Amherst's longstanding and controversial bylaw prohibiting more than four unrelated people from living in one house—a bylaw most often invoked against students—is back in the news after it was used to evict a young woman from a house on East Pleasant Street earlier this month. Noise and improper parking caused the complaints that led to the eviction, which has prompted a group from UMass's Student Government Association, led by SGA commuter senator Derek Khanna, to organize opposition to the ordinance.

Khanna, a junior at UMass, told the Advocate he and others from the SGA's off-campus housing committee will approach Amherst's town meeting in November to make a case for overturning the bylaw. Khanna said he believes the bylaw is unconstitutional, though since it has been upheld in court, he isn't optimistic about getting it rescinded on constitutional grounds. But another problem he sees with it is that it is selectively enforced.

"It seems to be targeted at UMass students who happen to be in a residential neighborhood," he said. "One of my friends got an eviction notice and there aren't even four people in the house! It's an unenforceable law.

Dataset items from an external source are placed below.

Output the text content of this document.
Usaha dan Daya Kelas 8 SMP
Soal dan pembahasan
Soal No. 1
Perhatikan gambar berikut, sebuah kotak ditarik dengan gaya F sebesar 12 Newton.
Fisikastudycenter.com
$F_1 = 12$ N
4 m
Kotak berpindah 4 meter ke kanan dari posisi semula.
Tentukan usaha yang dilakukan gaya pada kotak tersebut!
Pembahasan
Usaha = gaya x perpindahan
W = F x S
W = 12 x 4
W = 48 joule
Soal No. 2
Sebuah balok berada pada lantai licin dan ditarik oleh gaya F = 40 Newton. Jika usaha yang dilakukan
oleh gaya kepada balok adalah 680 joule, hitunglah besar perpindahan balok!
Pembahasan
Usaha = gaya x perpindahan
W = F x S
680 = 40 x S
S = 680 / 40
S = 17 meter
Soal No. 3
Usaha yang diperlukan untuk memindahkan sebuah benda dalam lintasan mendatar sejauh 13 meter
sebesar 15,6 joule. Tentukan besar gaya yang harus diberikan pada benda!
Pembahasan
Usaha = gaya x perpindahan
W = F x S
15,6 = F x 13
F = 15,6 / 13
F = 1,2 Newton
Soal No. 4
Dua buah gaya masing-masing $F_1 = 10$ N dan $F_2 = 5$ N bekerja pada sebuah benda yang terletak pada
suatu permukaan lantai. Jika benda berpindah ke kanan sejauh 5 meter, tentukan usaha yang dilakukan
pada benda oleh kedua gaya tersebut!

The residents have a lot of legitimate concerns: rowdy parties, excessive parking, overusing town resources, affecting neighbors negatively. These are serious problems, but we don't think this is the correct avenue to approach them."

Enforcement seems selective in another way: the town apparently exercises little surveillance over rental properties and tenant recruitment, so investigation is triggered only by complaints, while many overcrowded houses don't feel the force of the law. Khanna told us, "My friends and I are looking for six-bedroom houses and we've found dozens of these houses, and the owners say, Move in and we'll just put four of you on the lease."

The latter point is crucial. The ordinance and the recent eviction are only the tip of the iceberg in a situation in which far more is at stake than a little racket and a few extra cars. The student housing business in Amherst is tough and lucrative and can pit students' safety against the profits it generates. The most sinister thing about the ordinance is that it is sometimes used by landlords to blackmail students into keeping quiet about dangerous code violations out of fear that they or their friends will be evicted—a particularly undesirable outcome if it happens amid a press of papers and exams, or if it would force a student to leave school and forfeit a part of the semester's tuition.